In those early days of filmmaking, bulky electric generators were never lugged to remote locations, so scenes had to be lit with sunlight. In the 1986 book Film Lighting: Talks with Hollywood’s Cinematographers and Gaffers, cameraman James Wong Howe told how he had to improvise the lighting of one sequence in To the Last Man. “Victor Fleming wanted to go up the side of a mountain to get a full-figure shot of an actor on horseback looking down into the valley. He said to me, ‘Jimmy, leave the reflectors here; we will just get a long shot silhouetted against the sky. We will take only the camera and our lunches up there.’ So we did. We went with a reduced crew and we shot the silhouette of the rider. But the director said, ‘Oh, Jimmy, I am sorry, but I’ve got to have a close-up of him and a shot of the valley where he is looking. It wasn’t in the script but action dictates it.’ So I said, ‘Well, look, we left all the reflectors down there and I don’t have any lights.’ ‘Will it take long to get them up here?’ he asked. I said, ‘Yes, we have to send the men down and the reflectors are very heavy to carry up. Do you have to get this close-up?’ He said, ‘Yes, I have to have it.’ I suggested that he could shoot the close-up later somewhere else, but the director insisted on having it done up there.

“This was in the days before we had paper cups and there were a lot of tin cups in which we were drinking coffee. This gave me an idea. I asked [one of the crew], ‘Vic, how many tin cups can you pick up and hold in your hand?’ ‘Oh,’ he said, ‘I can hold maybe four or five.’ I said, ‘Fine, see if you can hold eight or 10 cups and reflect the sun on the face. And I need four or five fellows over here with cups doing the same thing.’
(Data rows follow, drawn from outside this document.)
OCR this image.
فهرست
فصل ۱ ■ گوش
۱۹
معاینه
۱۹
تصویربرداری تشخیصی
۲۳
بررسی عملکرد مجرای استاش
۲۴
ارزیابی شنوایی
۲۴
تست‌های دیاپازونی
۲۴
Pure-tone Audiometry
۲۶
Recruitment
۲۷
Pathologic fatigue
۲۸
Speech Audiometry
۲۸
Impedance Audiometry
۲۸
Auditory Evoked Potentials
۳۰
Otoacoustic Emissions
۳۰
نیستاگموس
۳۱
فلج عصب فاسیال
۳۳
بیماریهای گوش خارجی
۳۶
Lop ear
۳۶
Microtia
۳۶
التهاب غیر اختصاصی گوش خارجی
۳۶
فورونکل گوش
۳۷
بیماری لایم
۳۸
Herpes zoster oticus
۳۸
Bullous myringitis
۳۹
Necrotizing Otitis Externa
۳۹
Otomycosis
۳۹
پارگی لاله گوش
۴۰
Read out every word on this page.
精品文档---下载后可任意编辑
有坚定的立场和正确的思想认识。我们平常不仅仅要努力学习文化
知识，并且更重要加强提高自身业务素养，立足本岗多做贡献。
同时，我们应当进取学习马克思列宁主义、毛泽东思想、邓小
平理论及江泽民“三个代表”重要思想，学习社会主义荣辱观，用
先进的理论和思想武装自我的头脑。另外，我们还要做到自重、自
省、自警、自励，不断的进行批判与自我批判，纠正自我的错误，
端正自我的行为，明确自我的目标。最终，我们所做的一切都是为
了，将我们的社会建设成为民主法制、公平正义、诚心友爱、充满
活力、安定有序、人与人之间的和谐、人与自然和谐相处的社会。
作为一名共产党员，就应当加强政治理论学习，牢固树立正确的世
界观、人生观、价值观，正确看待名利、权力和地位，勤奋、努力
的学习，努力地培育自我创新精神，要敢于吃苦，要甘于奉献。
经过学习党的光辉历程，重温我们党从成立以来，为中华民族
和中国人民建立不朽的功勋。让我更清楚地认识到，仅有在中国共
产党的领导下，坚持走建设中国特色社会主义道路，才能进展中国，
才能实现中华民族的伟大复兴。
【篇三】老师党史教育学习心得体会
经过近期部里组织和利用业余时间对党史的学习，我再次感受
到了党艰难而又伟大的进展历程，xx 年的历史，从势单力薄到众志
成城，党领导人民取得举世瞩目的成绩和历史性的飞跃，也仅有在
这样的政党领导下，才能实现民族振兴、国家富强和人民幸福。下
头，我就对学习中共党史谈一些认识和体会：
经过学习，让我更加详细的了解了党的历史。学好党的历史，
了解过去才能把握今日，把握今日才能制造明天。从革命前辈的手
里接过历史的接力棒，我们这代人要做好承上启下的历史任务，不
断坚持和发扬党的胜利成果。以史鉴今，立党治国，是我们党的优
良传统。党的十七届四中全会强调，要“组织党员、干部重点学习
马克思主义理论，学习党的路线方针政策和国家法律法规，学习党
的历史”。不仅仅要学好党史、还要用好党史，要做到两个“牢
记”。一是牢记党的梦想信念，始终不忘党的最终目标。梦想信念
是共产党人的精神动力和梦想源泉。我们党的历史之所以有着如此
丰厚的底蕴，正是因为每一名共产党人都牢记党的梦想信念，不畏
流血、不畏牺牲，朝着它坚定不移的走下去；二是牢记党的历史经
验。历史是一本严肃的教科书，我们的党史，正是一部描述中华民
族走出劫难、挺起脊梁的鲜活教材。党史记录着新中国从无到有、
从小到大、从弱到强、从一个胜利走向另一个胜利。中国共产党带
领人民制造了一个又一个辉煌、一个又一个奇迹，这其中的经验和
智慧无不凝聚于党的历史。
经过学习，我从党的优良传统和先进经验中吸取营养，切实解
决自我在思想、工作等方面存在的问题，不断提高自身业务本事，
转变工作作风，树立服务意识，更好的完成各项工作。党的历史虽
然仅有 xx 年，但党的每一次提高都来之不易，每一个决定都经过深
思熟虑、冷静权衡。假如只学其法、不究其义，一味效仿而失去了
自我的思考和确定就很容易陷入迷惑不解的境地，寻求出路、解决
“They couldn’t hold the cups still but it was all right, and on the screen it looked like the sunlight was coming through the leaves and giving an unsteady broken pattern.”–––Joe McNeill © 2011 Bar 225 Media Ltd.

Monday, April 4, 2011

Total Pre-Call, Part 8

Last Man mountain girl Ellen Jorth (Lois Wilson) gets a kick out of store-bought footwear.

Working in the great outdoors can be hazardous to the health of city slickers, as Lois Wilson achingly discovered on To the Last Man. On one occasion a sturdy tree saved her from being thrown from her horse while riding to a location. The close call was the result of an unsecured saddle cinch. As Wilson felt the saddle slipping sideways, she grabbed a willow branch above her head, which broke her fall, and she escaped with just a few nicks and bruises. Later on, she received some minor scratches on her face and neck while playing with a bear cub in a scene.

Richard Dix suffered a bad case of bruised ego working on Last Man, dishing to Los Angeles Times columnist Grace Kingsley in 1928, “I got a spill off a horse for fair. I wasn’t much of a horseman but I wanted to make sure I made a good impression on the director, Victor Fleming. He gave me a half-broken horse off the range. He was a photographic horse, black and white spots. And what else, quoth he, mattered? I had to run the animal around in a circle and there was a ditch a foot deep. About the fourth time around the horse stuck a foot in a bush and I went with him. I had more than 8,000 thorns in me. I got up and laughed it off, because I wanted to impress the director.”

Besides the minor risks (which generated a steady stream of human interest items like the ones repeated above for Sunday newspapers), there were a few moments of real white-knuckle danger during the Last Man shoot. One brave crewman had to scale the dizzyingly high face of the Mogollon Rim to set explosive charges for the cliff dynamiting sequence. The mountain face was blown away by the force of the explosion and the blast dropped thousands of tons of rocks, trees and debris nearly 1,000 feet. Cameramen filmed the explosion from below before running for their lives away from flying rubble.–––Joe McNeill © 2011 Bar 225 Media Ltd.